NHS Digital, the organisation responsible for providing IT solutions to the UK's public healthcare sector, has said it will work more closely with the National Cyber Security Centre (NCSC) to improve the data security and privacy capabilities of the NHS' systems.
Speaking at the Cyber Security in Healthcare conference in London last month, chief operating officer at NHS Digital Rob Shaw said that while the security threats the NHS face are the same as for organisations in any other sector, the public body faces the additional challenge of providing security while keeping its priority on patient care.
Therefore, the sector needs a fresh approach that recognises that delivering IT solutions is not just about technology, but about protecting data. A key part of this is changing the attitudes and leadership culture to ensure that this is something that is kept in mind at every stage.
"We need a better culture [around cyber security] because it cannot just be something that is added on at the end," Mr Shaw said.
He added this is not something that NHS Digital can do alone, which is why it is working closely with NCSC to develop standards and make sure staff at all levels are educated about security.
One of the key challenges is that many cyber attacks aimed at the NHS are not especially technologically advanced, but instead rely on social engineering and exploiting human nature in order to gain access to private data.
For example, Mr Shaw highlighted one incident where a healthcare employee was tricked into opening an email that purported to have come from a contact, regarding a subject of common interest.
"When he clicked on the email it appeared to fail to open, but he had compromised his machine and it took two weeks before the compromise was detected," he explained.
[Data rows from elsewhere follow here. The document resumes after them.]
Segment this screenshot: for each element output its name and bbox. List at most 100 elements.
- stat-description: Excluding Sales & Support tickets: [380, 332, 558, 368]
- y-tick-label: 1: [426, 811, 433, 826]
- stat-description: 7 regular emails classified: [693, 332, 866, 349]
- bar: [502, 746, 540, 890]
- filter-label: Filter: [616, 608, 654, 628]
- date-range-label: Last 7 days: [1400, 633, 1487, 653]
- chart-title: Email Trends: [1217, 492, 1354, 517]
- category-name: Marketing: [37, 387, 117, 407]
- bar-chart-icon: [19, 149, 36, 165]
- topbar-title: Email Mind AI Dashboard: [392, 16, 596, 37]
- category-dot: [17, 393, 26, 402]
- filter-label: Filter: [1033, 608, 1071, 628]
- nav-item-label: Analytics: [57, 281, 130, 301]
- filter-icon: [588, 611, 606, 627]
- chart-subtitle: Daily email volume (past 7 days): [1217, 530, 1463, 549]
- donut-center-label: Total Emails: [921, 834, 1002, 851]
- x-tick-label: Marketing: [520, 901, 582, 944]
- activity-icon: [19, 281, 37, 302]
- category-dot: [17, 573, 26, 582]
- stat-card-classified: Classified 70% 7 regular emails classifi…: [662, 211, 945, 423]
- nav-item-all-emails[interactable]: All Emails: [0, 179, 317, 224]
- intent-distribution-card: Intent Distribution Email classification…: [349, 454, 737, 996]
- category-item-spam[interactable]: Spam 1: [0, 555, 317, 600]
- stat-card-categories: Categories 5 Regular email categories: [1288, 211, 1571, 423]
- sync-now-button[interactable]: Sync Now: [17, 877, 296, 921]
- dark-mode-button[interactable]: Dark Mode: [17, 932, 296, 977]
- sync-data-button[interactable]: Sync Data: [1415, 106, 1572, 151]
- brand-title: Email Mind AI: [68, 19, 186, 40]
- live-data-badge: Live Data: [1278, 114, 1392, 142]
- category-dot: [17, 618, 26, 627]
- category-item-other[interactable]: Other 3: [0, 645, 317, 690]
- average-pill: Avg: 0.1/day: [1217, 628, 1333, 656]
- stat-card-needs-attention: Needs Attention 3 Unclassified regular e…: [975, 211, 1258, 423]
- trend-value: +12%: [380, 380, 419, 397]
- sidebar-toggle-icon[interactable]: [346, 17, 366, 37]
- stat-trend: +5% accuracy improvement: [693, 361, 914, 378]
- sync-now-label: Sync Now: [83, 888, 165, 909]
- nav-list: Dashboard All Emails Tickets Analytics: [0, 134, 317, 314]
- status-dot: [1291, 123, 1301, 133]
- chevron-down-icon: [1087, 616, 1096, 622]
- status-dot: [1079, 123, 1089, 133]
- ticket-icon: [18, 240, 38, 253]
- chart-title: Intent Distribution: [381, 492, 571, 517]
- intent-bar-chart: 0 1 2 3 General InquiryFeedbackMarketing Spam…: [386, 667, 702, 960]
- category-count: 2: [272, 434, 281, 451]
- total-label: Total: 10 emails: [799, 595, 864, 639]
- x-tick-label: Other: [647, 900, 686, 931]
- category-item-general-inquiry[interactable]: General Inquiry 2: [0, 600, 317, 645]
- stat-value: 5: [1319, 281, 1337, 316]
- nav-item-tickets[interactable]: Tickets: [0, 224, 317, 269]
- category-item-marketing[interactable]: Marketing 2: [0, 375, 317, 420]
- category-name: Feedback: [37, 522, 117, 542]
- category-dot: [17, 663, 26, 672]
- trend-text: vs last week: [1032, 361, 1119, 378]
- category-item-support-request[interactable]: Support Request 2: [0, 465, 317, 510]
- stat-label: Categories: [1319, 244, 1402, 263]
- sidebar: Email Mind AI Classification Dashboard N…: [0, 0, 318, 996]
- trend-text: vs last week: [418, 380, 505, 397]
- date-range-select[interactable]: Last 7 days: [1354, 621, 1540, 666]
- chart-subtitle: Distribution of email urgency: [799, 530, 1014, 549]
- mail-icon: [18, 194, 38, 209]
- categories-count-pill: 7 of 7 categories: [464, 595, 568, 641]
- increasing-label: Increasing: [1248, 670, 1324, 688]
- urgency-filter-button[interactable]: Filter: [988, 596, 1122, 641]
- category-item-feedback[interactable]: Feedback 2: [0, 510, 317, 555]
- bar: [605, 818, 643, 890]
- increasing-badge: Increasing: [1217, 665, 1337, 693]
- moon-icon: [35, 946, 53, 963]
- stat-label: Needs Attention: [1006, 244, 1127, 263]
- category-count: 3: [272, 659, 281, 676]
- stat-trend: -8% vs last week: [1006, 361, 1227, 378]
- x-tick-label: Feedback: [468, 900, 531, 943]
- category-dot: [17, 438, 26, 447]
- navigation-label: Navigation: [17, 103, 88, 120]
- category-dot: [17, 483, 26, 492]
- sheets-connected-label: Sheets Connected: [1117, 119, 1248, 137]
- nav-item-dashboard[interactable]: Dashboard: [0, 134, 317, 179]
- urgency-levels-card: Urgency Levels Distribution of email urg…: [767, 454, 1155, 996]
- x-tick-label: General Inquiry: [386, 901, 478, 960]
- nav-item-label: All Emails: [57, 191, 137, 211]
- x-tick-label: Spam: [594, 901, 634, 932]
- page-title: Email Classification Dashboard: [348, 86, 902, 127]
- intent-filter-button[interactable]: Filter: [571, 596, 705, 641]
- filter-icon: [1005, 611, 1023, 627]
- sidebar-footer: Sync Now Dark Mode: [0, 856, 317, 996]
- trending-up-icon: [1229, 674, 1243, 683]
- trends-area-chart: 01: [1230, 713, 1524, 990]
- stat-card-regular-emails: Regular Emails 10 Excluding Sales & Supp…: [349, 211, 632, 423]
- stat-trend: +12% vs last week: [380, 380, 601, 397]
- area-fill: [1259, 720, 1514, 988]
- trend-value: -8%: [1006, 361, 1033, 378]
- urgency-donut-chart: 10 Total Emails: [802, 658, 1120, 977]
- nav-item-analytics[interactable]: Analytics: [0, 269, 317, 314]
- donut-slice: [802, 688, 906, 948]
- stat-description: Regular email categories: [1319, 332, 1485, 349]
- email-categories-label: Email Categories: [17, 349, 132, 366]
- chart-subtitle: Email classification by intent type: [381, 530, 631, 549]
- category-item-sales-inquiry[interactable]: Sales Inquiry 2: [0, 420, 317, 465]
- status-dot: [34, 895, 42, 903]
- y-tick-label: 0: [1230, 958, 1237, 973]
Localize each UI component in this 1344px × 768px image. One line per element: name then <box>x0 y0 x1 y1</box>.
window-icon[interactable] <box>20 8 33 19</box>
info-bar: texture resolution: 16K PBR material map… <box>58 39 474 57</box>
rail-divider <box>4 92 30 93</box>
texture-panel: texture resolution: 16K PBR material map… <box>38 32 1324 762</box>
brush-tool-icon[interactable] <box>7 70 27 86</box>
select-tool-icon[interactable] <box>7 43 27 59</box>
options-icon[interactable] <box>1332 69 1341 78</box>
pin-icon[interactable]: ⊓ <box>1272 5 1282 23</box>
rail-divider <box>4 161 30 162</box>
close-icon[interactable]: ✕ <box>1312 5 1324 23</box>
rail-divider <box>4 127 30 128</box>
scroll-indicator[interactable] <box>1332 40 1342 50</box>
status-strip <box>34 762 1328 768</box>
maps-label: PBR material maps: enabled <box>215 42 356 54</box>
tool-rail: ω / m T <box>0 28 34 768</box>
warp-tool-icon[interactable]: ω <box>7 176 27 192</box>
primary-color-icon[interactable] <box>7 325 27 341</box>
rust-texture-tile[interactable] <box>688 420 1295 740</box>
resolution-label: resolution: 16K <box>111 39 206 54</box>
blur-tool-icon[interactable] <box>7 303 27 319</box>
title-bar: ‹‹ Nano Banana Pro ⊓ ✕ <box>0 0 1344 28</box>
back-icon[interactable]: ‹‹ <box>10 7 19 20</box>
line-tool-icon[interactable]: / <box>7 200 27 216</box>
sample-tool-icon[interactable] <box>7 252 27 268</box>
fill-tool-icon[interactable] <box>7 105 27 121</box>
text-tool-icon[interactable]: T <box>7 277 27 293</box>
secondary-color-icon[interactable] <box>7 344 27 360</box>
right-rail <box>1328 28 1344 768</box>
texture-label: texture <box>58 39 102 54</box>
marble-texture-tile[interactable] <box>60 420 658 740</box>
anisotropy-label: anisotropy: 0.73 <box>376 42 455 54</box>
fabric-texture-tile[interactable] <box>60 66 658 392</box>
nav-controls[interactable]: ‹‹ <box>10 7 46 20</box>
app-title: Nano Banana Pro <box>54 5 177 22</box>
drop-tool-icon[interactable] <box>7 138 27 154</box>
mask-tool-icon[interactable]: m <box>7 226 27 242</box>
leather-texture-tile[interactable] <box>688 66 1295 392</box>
Other challenges NHS Digital needs to address include moving away from outdated and unsupported software. For instance, Mr Shaw noted around 15 per cent of Windows installations within the NHS still run the XP operating system, despite the fact this is no longer supported by Microsoft and any new security holes will not be patched.
Fixing this is easier said than done, however, because in addition to the high costs involved with upgrading machines, there is the problem of migrating legacy applications that run on hardware that will not support more modern operating systems.